Existem duas posições extremadas perante a questão da relação entre imigração e crime: de um lado os que acreditam que os números mostram inequivocamente que não existe causalidade entre imigração e crime e, do outro, aqueles que se agarram a alguns episódios de crime e insegurança para sustentar o oposto.
O principal argumento dos que rejeitam a associação é o facto de os números agregados revelarem que o aumento da imigração desde os mínimos de 2015 ter coexistido com uma redução do número de crimes reportados. Pura verdade, mas que, contudo, não é uma prova cabal, do mesmo modo que um aumento da criminalidade não significaria que a imigração a causou. Essas tendências desencontradas estabelecem apenas uma correlação, suficiente para não alimentar temores precipitados, mas insuficiente para concluir sobre uma relação de causa-efeito. O contrafactual relevante é saber qual teria sido a evolução da criminalidade se a imigração não tivesse aumentado. No outro extremo do argumento, o facto de na zona do Martim Moniz coexistirem uma grande concentração de imigrantes do ‘industão’ e uma grande uma incidência de certos tipos de crime, não significa que aquela imigração os cause: a coincidência pode ser totalmente espúria, devida a fatores terceiros que expliquem simultaneamente a concentração de imigrantes e a criminalidade, (designadamente a pobreza e a degradação urbana da zona). Primeira conclusão: O estudo da relação causal requer mais dados detalhados e metodologias estatísticas mais sofisticadas do que a mera análise de correlação. Penso, por exemplo, em análises discriminando a tipologia dos crimes, com controlo de fatores socioeconómicos, tendo em conta diferentes situações de integração, com a desagregação da origem étnica e cultural dos imigrantes e da sua idade e nível e educação. Um tal estudo deverá também ter em consideração efeitos dinâmicos que abarquem a criminalidade em diferentes gerações de imigrantes, (fenómeno de grande importância na Suécia, por exemplo). Tanto quanto sei estes estudos não foram realizados para Portugal. Sem eles a única resposta empiricamente sustentada que é possível dar à questão ‘a imigração causa o aumento de crime em Portugal?’ é que não se sabe.
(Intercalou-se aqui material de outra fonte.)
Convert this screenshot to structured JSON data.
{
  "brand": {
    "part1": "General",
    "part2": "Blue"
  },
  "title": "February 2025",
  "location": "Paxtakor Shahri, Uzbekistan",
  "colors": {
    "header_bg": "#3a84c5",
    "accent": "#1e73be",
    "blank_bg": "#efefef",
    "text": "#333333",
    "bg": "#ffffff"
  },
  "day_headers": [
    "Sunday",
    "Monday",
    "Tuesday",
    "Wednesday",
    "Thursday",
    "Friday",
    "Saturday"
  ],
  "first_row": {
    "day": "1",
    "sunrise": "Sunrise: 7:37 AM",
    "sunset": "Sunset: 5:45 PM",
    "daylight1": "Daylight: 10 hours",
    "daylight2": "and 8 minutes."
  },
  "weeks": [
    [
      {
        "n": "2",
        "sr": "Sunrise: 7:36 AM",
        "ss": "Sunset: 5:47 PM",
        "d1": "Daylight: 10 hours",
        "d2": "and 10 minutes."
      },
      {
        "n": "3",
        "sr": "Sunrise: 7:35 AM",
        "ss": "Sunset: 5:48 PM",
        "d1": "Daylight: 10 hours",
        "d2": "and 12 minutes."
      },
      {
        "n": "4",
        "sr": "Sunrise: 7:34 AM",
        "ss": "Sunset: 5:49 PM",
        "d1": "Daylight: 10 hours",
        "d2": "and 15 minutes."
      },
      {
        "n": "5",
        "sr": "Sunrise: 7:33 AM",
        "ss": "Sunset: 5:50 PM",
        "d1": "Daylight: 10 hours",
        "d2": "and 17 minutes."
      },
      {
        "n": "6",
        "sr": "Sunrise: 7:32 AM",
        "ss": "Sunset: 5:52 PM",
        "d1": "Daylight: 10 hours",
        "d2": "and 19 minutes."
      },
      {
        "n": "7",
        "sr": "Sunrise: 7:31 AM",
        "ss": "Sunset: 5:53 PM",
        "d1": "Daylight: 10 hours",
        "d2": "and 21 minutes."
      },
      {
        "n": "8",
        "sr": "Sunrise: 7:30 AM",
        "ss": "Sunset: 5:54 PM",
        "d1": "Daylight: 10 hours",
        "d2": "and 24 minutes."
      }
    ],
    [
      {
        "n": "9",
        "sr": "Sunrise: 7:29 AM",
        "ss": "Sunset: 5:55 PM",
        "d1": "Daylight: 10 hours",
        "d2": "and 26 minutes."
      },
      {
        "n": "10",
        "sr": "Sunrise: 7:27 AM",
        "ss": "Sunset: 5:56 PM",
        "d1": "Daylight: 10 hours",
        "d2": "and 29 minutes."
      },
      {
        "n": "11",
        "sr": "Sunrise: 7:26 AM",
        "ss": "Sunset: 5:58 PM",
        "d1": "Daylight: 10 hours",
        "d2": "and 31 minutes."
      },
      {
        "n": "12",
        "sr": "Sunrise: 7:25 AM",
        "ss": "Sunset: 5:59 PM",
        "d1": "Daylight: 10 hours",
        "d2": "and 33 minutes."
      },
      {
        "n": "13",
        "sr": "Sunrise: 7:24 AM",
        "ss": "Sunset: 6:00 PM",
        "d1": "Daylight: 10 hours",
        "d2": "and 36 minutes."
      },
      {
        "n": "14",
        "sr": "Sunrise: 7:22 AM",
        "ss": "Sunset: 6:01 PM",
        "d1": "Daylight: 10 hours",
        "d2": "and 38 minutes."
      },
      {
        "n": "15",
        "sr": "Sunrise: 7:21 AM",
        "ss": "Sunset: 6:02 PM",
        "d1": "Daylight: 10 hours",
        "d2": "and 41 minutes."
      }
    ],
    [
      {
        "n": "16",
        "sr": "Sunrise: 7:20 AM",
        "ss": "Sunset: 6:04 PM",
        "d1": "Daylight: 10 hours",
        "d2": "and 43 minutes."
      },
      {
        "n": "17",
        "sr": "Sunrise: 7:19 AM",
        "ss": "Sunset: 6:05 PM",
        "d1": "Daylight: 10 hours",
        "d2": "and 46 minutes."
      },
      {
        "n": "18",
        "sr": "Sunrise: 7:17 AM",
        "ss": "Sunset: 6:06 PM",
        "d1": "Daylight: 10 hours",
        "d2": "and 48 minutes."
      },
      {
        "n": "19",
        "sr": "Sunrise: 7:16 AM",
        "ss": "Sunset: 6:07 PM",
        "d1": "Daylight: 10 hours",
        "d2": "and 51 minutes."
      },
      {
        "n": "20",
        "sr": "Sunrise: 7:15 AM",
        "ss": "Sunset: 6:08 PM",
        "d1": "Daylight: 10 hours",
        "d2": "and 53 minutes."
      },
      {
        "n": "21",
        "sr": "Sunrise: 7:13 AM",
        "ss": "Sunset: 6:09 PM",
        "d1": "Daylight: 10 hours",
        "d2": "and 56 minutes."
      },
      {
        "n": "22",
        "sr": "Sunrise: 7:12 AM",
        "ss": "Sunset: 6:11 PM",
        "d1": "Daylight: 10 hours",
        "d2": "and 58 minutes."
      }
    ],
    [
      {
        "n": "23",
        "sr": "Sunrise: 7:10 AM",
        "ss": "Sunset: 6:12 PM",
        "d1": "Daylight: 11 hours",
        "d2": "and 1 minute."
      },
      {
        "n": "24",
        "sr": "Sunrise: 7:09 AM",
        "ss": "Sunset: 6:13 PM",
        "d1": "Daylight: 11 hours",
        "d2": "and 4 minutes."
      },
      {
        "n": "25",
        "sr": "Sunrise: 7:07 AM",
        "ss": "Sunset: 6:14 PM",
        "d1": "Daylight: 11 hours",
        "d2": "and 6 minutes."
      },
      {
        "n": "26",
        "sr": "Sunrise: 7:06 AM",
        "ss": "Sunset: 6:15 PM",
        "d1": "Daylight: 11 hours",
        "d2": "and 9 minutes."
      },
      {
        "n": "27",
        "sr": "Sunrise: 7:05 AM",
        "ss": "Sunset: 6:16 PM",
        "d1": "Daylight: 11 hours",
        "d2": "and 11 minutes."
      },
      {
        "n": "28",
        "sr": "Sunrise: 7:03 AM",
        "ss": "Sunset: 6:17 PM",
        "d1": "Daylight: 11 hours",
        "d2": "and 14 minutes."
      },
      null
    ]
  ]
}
Estou a referir-me ao crime. Crime e segurança pública são coisas distintas. O crime é aquilo que é objetivamente tipificado pela lei como tal. A segurança, por outro lado, tem uma importante componente subjetiva: resulta da perspetiva que cada um tem das suas próprias vulnerabilidades e de como lê os sinais provenientes do meio envolvente, perspetiva que, para uma mesma situação objetiva, varia consoante a idade, o género, o estatuto socioeconómico e a inserção social. Segunda conclusão: Não é possível definir uma relação unívoca entre crime e a segurança percebida. Por exemplo, a incivilidade engloba um conjunto vasto de comportamentos que, não sendo criminosos, suscitam no cidadão comum um sentimento de que o a normas sociais costumeiras estão a ser violadas e de que o seu espaço está a ser invadido gerando, assim, insegurança..
Já aqui expressei a ideia de que não acho que a imigração seja uma questão moral e que, portanto, não faz sentido ser-se em absoluto a ‘favor’ ou ‘contra’. Os prós e contras devem ser avaliados caso a caso e consoante as circunstâncias. Entre os elementos de avaliação a questão do crime e da segurança devem estar naturalmente presentes. Tal exige dados detalhados e muitos bons estudos, mas, sobretudo, abertura de espírito.